There can be epic but short-lived rallies
A "dead cat bounce" refers to a temporary rebound in stock prices after a significant decline, often as speculators buy stocks to cover their positions.
They often occur during large stock market declines, Burry said in a May 4 tweet. The implication is that investors should not pin their hopes on rallies in the coming months as they are likely to be brief respites that will not result in a market rebound.
Burry noted that 12 of the 20 largest single-day rallies in the Nasdaq index occurred when the dot-com bubble burst, while nine of the S&P 500's 20 largest single-day rallies occurred after the Great Crash of 1929.
Don't be fooled by rising stocks
Stocks could stage multiple rallies before the crash is over, Burry warned in a May 5 tweet.
He noted that after the dot-com bubble burst, the Nasdaq rallied more than 10% 16 times -- gaining an average of 23% each time -- on its way to a 78% decline at its bottom.
Burry also noted that after the great crash of 1929, the Dow Jones index rose more than 10% 10 times, rising an average of 23% each time, before bottoming out with an 89% drop.
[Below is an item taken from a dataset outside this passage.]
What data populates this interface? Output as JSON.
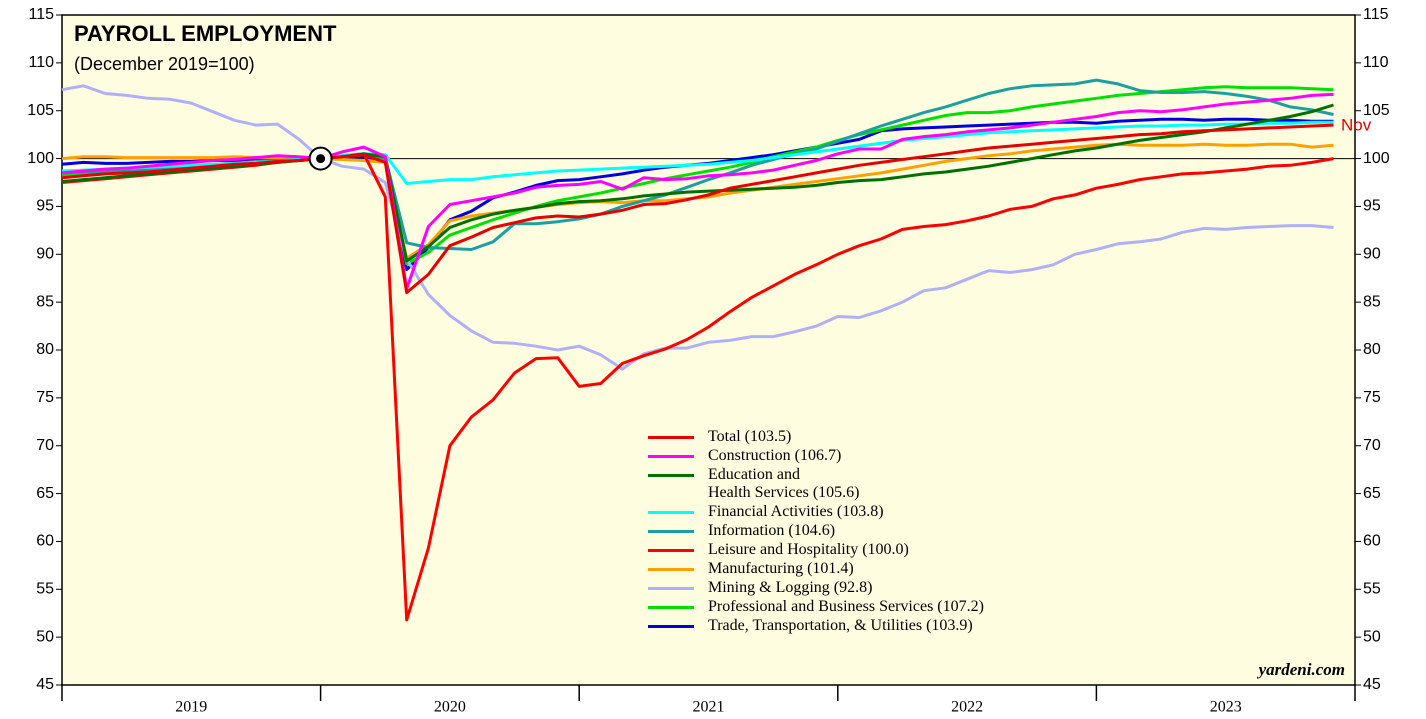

Stocks are on a dangerous course
The US stock market appears to be following the pattern of previous bubbles and is poised for a monumental crash, Burry noted in a May 8 tweet.
The Scion CEO pointed to the performance of the S&P 500 over the past 10 years, noting that it compares to the Index chart for the decade before the dot-com crash and the Dow chart for the 10 years before the Great Crash of 1929 was strikingly similar.